Si l’univers social et politique a été une zone où les chrétiens et chrétiennes ont payé le prix de leur attachement au Christ Jésus, il y a aussi celui de la croyance en Dieu qui a été une source de rejet. Au cours du XXe siècle et au début du XXIe, la foi en Dieu a connu une répression de grande envergure. Plusieurs pays totalitaires d’inspiration marxiste ont cherché à étouffer la vision chrétienne d’un Dieu créateur et sauveur de l’humanité. La Russie de 1917 à 1991 était de ce nombre. La Chine est actuellement bien connue pour ses moyens de répression. Du côté occidental, depuis le milieu du XXe siècle, il est de plus en plus de bon ton de se dire incroyant. En conséquence, la vision d’une vie réussie et heureuse ne s’appuie plus sur une référence à Dieu. Le discours dominant, c’est qu’être humain n’a qu’une vie, et une vie strictement terrestre. Son bonheur, il doit le bâtir avec les ressources auxquelles il peut accéder.

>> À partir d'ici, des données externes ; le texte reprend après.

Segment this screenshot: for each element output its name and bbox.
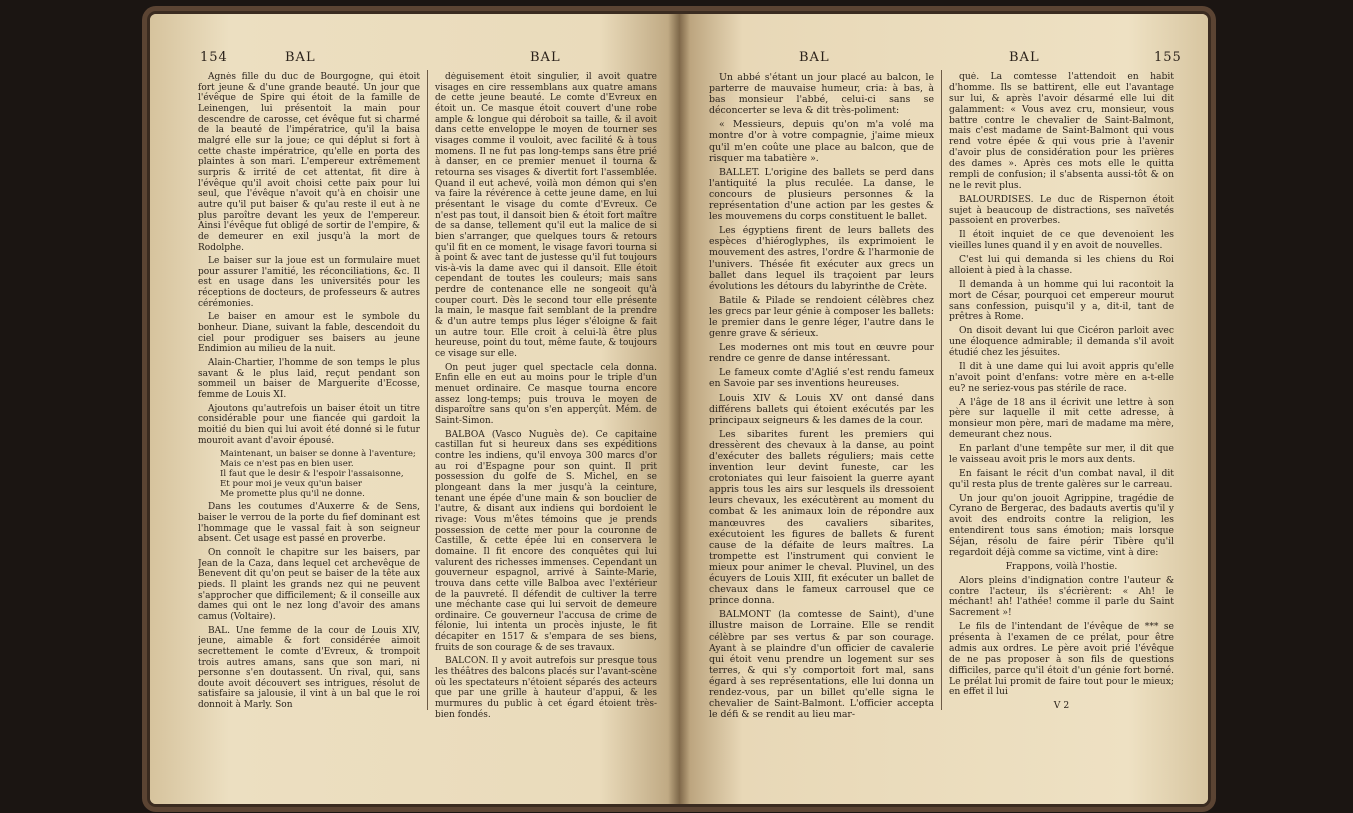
left-running-head-1: BAL [285,50,316,65]
right-page-number: 155 [1154,50,1182,65]
paragraph: On connoît le chapitre sur les baisers, par Jean de la Caza, dans lequel cet archevêque de Benevent dit qu'on peut se baiser de la tête aux pieds. Il plaint les grands nez qui ne peuvent s'approcher que difficilement; & il conseille aux dames qui ont le nez long d'avoir des amans camus (Voltaire). [198,547,420,622]
open-book [150,14,1208,804]
paragraph: Louis XIV & Louis XV ont dansé dans différens ballets qui étoient exécutés par les principaux seigneurs & les dames de la cour. [709,392,934,426]
paragraph: Il dit à une dame qui lui avoit appris qu'elle n'avoit point d'enfans: votre mère en a-t-elle eu? ne seriez-vous pas stérile de race. [949,360,1174,394]
verse-line: Me promette plus qu'il ne donne. [220,489,365,500]
paragraph: Les sibarites furent les premiers qui dressèrent des chevaux à la danse, au point d'exécuter des ballets réguliers; mais cette invention leur devint funeste, car les crotoniates qui leur faisoient la guerre ayant appris tous les airs sur lesquels ils dressoient leurs chevaux, les exécutèrent au moment du combat & les animaux loin de répondre aux manœuvres des cavaliers sibarites, exécutoient les figures de ballets & furent cause de la défaite de leurs maîtres. La trompette est l'instrument qui convient le mieux pour animer le cheval. Pluvinel, un des écuyers de Louis XIII, fit exécuter un ballet de chevaux dans le fameux carrousel que ce prince donna. [709,428,934,607]
paragraph: Il demanda à un homme qui lui racontoit la mort de César, pourquoi cet empereur mourut sans confession, puisqu'il y a, dit-il, tant de prêtres à Rome. [949,278,1174,323]
paragraph: BALCON. Il y avoit autrefois sur presque tous les théâtres des balcons placés sur l'avant-scène où les spectateurs n'étoient séparés des acteurs que par une grille à hauteur d'appui, & les murmures du public à cet égard étoient très-bien fondés. [435,656,657,720]
paragraph: Un jour qu'on jouoit Agrippine, tragédie de Cyrano de Bergerac, des badauts avertis qu'il y avoit des endroits contre la religion, les entendirent tous sans émotion; mais lorsque Séjan, résolu de faire périr Tibère qu'il regardoit déjà comme sa victime, vint à dire: [949,492,1174,558]
left-column-2 [435,72,657,722]
paragraph: Un abbé s'étant un jour placé au balcon, le parterre de mauvaise humeur, cria: à bas, à bas monsieur l'abbé, celui-ci sans se déconcerter se leva & dit très-poliment: [709,72,934,117]
paragraph: En parlant d'une tempête sur mer, il dit que le vaisseau avoit pris le mors aux dents. [949,443,1174,465]
signature-mark: V 2 [1053,700,1070,712]
right-column-1 [709,72,934,722]
paragraph: On disoit devant lui que Cicéron parloit avec une éloquence admirable; il demanda s'il avoit étudié chez les jésuites. [949,325,1174,358]
paragraph: On peut juger quel spectacle cela donna. Enfin elle en eut au moins pour le triple d'un menuet ordinaire. Ce masque tourna encore assez long-temps; puis trouva le moyen de disparoître sans qu'on s'en apperçût. Mém. de Saint-Simon. [435,362,657,426]
paragraph: « Messieurs, depuis qu'on m'a volé ma montre d'or à votre compagnie, j'aime mieux qu'il m'en coûte une place au balcon, que de risquer ma tabatière ». [709,119,934,164]
paragraph: Le fameux comte d'Aglié s'est rendu fameux en Savoie par ses inventions heureuses. [709,367,934,390]
paragraph: BALLET. L'origine des ballets se perd dans l'antiquité la plus reculée. La danse, le concours de plusieurs personnes & la représentation d'une action par les gestes & les mouvemens du corps constituent le ballet. [709,166,934,223]
paragraph: Il étoit inquiet de ce que devenoient les vieilles lunes quand il y en avoit de nouvelles. [949,229,1174,252]
paragraph: Agnès fille du duc de Bourgogne, qui étoit fort jeune & d'une grande beauté. Un jour que l'évêque de Spire qui étoit de la famille de Leinengen, lui présentoit la main pour descendre de carosse, cet évêque fut si charmé de la beauté de l'impératrice, qu'il la baisa malgré elle sur la joue; ce qui déplut si fort à cette chaste impératrice, qu'elle en porta des plaintes à son mari. L'empereur extrêmement surpris & irrité de cet attentat, fit dire à l'évêque qu'il avoit choisi cette paix pour lui seul, que l'évêque n'avoit qu'à en choisir une autre qu'il put baiser & qu'au reste il eut à ne plus paroître devant les yeux de l'empereur. Ainsi l'évêque fut obligé de sortir de l'empire, & de demeurer en exil jusqu'à la mort de Rodolphe. [198,72,420,253]
paragraph: Alain-Chartier, l'homme de son temps le plus savant & le plus laid, reçut pendant son sommeil un baiser de Marguerite d'Ecosse, femme de Louis XI. [198,358,420,401]
left-running-head-2: BAL [530,50,561,65]
left-column-1 [198,72,420,722]
paragraph: Dans les coutumes d'Auxerre & de Sens, baiser le verrou de la porte du fief dominant est l'hommage que le vassal fait à son seigneur absent. Cet usage est passé en proverbe. [198,502,420,545]
paragraph: déguisement étoit singulier, il avoit quatre visages en cire ressemblans aux quatre amans de cette jeune beauté. Le comte d'Evreux en étoit un. Ce masque étoit couvert d'une robe ample & longue qui déroboit sa taille, & il avoit dans cette enveloppe le moyen de tourner ses visages comme il vouloit, avec facilité & à tous momens. Il ne fut pas long-temps sans être prié à danser, en ce premier menuet il tourna & retourna ses visages & divertit fort l'assemblée. Quand il eut achevé, voilà mon démon qui s'en va faire la révérence à cette jeune dame, en lui présentant le visage du comte d'Evreux. Ce n'est pas tout, il dansoit bien & étoit fort maître de sa danse, tellement qu'il eut la malice de si bien s'arranger, que quelques tours & retours qu'il fit en ce moment, le visage favori tourna si à point & avec tant de justesse qu'il fut toujours vis-à-vis la dame avec qui il dansoit. Elle étoit cependant de toutes les couleurs; mais sans perdre de contenance elle ne songeoit qu'à couper court. Dès le second tour elle présente la main, le masque fait semblant de la prendre & d'un autre temps plus léger s'éloigne & fait un autre tour. Elle croit à celui-là être plus heureuse, point du tout, même faute, & toujours ce visage sur elle. [435,72,657,360]
left-page [150,14,679,804]
paragraph: Le fils de l'intendant de l'évêque de *** se présenta à l'examen de ce prélat, pour être admis aux ordres. Le père avoit prié l'évêque de ne pas proposer à son fils de questions difficiles, parce qu'il étoit d'un génie fort borné. Le prélat lui promit de faire tout pour le mieux; en effet il lui [949,621,1174,698]
quoted-line: Frappons, voilà l'hostie. [1005,560,1118,572]
paragraph: Batile & Pilade se rendoient célèbres chez les grecs par leur génie à composer les ballets: le premier dans le genre léger, l'autre dans le genre grave & sérieux. [709,294,934,340]
paragraph: BALMONT (la comtesse de Saint), d'une illustre maison de Lorraine. Elle se rendit célèbre par ses vertus & par son courage. Ayant à se plaindre d'un officier de cavalerie qui étoit venu prendre un logement sur ses terres, & qui s'y comportoit fort mal, sans égard à ses représentations, elle lui donna un rendez-vous, par un billet qu'elle signa le chevalier de Saint-Balmont. L'officier accepta le défi & se rendit au lieu mar- [709,609,934,721]
verse [220,449,420,499]
right-running-head-1: BAL [799,50,830,65]
column-rule [427,70,428,710]
right-column-2 [949,72,1174,722]
right-page [679,14,1208,804]
paragraph: qué. La comtesse l'attendoit en habit d'homme. Ils se battirent, elle eut l'avantage sur lui, & après l'avoir désarmé elle lui dit galamment: « Vous avez cru, monsieur, vous battre contre le chevalier de Saint-Balmont, mais c'est madame de Saint-Balmont qui vous rend votre épée & qui vous prie à l'avenir d'avoir plus de considération pour les prières des dames ». Après ces mots elle le quitta rempli de confusion; il s'absenta aussi-tôt & on ne le revit plus. [949,72,1174,191]
verse-line: Il faut que le desir & l'espoir l'assaisonne, [220,469,404,480]
paragraph: C'est lui qui demanda si les chiens du Roi alloient à pied à la chasse. [949,254,1174,276]
paragraph: Les modernes ont mis tout en œuvre pour rendre ce genre de danse intéressant. [709,342,934,365]
paragraph: En faisant le récit d'un combat naval, il dit qu'il resta plus de trente galères sur le carreau. [949,467,1174,490]
verse-line: Et pour moi je veux qu'un baiser [220,479,363,490]
paragraph: Ajoutons qu'autrefois un baiser étoit un titre considérable pour une fiancée qui gardoit la moitié du bien qui lui avoit été donné si le futur mouroit avant d'avoir épousé. [198,403,420,446]
paragraph: BALOURDISES. Le duc de Rispernon étoit sujet à beaucoup de distractions, ses naïvetés passoient en proverbes. [949,193,1174,227]
paragraph: Le baiser sur la joue est un formulaire muet pour assurer l'amitié, les réconciliations, &c. Il est en usage dans les universités pour les réceptions de docteurs, de professeurs & autres cérémonies. [198,256,420,309]
verse-line: Mais ce n'est pas en bien user. [220,459,354,470]
left-page-number: 154 [200,50,228,65]
paragraph: A l'âge de 18 ans il écrivit une lettre à son père sur laquelle il mit cette adresse, à monsieur mon père, mari de madame ma mère, demeurant chez nous. [949,396,1174,441]
book-gutter [668,14,690,804]
right-running-head-2: BAL [1009,50,1040,65]
paragraph: BAL. Une femme de la cour de Louis XIV, jeune, aimable & fort considérée aimoit secrettement le comte d'Evreux, & trompoit trois autres amans, sans que son mari, ni personne s'en doutassent. Un rival, qui, sans doute avoit découvert ses intrigues, résolut de satisfaire sa jalousie, il vint à un bal que le roi donnoit à Marly. Son [198,625,420,711]
paragraph: Le baiser en amour est le symbole du bonheur. Diane, suivant la fable, descendoit du ciel pour prodiguer ses baisers au jeune Endimion au milieu de la nuit. [198,312,420,355]
paragraph: Alors pleins d'indignation contre l'auteur & contre l'acteur, ils s'écrièrent: « Ah! le méchant! ah! l'athée! comme il parle du Saint Sacrement »! [949,574,1174,619]
column-rule [941,70,942,710]
paragraph: Les égyptiens firent de leurs ballets des espèces d'hiéroglyphes, ils exprimoient le mouvement des astres, l'ordre & l'harmonie de l'univers. Thésée fit exécuter aux grecs un ballet dans lequel ils traçoient par leurs évolutions les détours du labyrinthe de Crète. [709,225,934,292]
verse-line: Maintenant, un baiser se donne à l'aventure; [220,449,416,460]
paragraph: BALBOA (Vasco Nuguès de). Ce capitaine castillan fut si heureux dans ses expéditions contre les indiens, qu'il envoya 300 marcs d'or au roi d'Espagne pour son quint. Il prit possession du golfe de S. Michel, en se plongeant dans la mer jusqu'à la ceinture, tenant une épée d'une main & son bouclier de l'autre, & disant aux indiens qui bordoient le rivage: Vous m'êtes témoins que je prends possession de cette mer pour la couronne de Castille, & cette épée lui en conservera le domaine. Il fit encore des conquêtes qui lui valurent des richesses immenses. Cependant un gouverneur espagnol, arrivé à Sainte-Marie, trouva dans cette ville Balboa avec l'extérieur de la pauvreté. Il défendit de cultiver la terre une méchante case qui lui servoit de demeure ordinaire. Ce gouverneur l'accusa de crime de félonie, lui intenta un procès injuste, le fit décapiter en 1517 & s'empara de ses biens, fruits de son courage & de ses travaux. [435,429,657,653]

Cette situation culturelle, qu’est-ce qu’elle signifie pour les membres des communautés chrétiennes? Pour eux, cette situation constitue clairement un refus du Dieu de Jésus Christ. Elle signifie qu’ils sont en train de vivre, en témoignant de leur foi, l’expérience même des prophètes du passé. Célébrer Dieu et son projet de salut, imiter Jésus dans son attention portée aux malades et aux démunis, c’est interpeller – par la marge disent certains, notre société qui se veut largement individualiste, matérialiste et sans au-delà du temps présent. Autrement dit, cela signifie que les chrétiens et chrétiennes qui manifestent leur foi malgré les rejets rencontrés, sont des prophètes. Bien sûr, ils n’ont pas l’envergure des grandes figures prophétiques, mais ils sont de petites lumières qui repoussent les ténèbres. La parole de Jésus peut donc les habiter : « Aucun prophète n’est bien accueilli dans son pays ». Cette expérience vécue à la suite du Christ Jésus doit les encourager à lui rester fidèles. Car c’est ainsi que le Royaume de Dieu peut se manifester au cœur de notre monde.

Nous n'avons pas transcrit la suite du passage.